Eurocamp, running camping sites on the Continent, fell 14p to 249p as the expected trading statement turned out to be much less encouraging than had been expected. Bookings are up by approaching 10 per cent in a market that has been increasingly difficult since the New Year.

Tottenham Hotspur's FA Cup success lifted the shares 11p to 169p.

Edmond Holdings, the builder, added 5.5p to 24.5p in belated response to the 25.5p bid from unquoted Roxylight Properties. Behind Roxylight are the property developers Charles Miller and Henry Gwyn-Jones.
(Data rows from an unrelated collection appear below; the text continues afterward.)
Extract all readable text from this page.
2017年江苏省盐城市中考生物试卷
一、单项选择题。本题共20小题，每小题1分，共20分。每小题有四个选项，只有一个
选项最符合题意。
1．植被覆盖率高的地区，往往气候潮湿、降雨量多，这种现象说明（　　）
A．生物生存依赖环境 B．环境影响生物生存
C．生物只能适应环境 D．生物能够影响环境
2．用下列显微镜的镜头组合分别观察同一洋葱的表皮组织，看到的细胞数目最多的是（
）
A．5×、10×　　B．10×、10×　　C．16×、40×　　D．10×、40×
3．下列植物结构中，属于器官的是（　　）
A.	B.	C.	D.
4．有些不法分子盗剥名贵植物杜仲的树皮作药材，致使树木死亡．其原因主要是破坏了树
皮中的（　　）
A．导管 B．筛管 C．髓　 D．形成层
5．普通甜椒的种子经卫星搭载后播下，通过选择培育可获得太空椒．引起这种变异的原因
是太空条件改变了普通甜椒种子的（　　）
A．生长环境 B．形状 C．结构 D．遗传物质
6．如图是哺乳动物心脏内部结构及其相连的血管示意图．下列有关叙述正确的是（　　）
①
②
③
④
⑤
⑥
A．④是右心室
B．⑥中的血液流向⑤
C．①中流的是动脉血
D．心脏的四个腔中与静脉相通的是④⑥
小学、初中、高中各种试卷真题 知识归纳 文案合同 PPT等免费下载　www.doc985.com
Last year they paid £7.5m to Blue Circle Industries for the house builder Saxon Developments.

The rush to the backwater 4.2 market shows no sign of abating. The latest company to signal its intention to launch its shares is Wynnstay & Clwyd Farmers, which has animal feed, livestock and fertiliser interests as well as 12 retail outlets. Profits last year were £1.53m against £1.12m. Dealings are due to start next month; Tilney & Co is the broker.

Shares of Fine Art Developments, the greeting card group, are near their 12-month low at 332p, up 7p. Profits are expected to be little changed at £38.5m but London Wall Equities is looking for up to £43m next year and regards the shares as a buy. FAD could have a jewel tucked away - it still has 15 per cent of the German-controlled Grattan Warehouse mail order group.

The FT-SE 100 index fell 9.3 points to 3,011.8 and the FT-SE 250 index 4.8 to 3,315.6. Turnover was 540.5 million shares with 24,480 bargains. Gilts gave ground.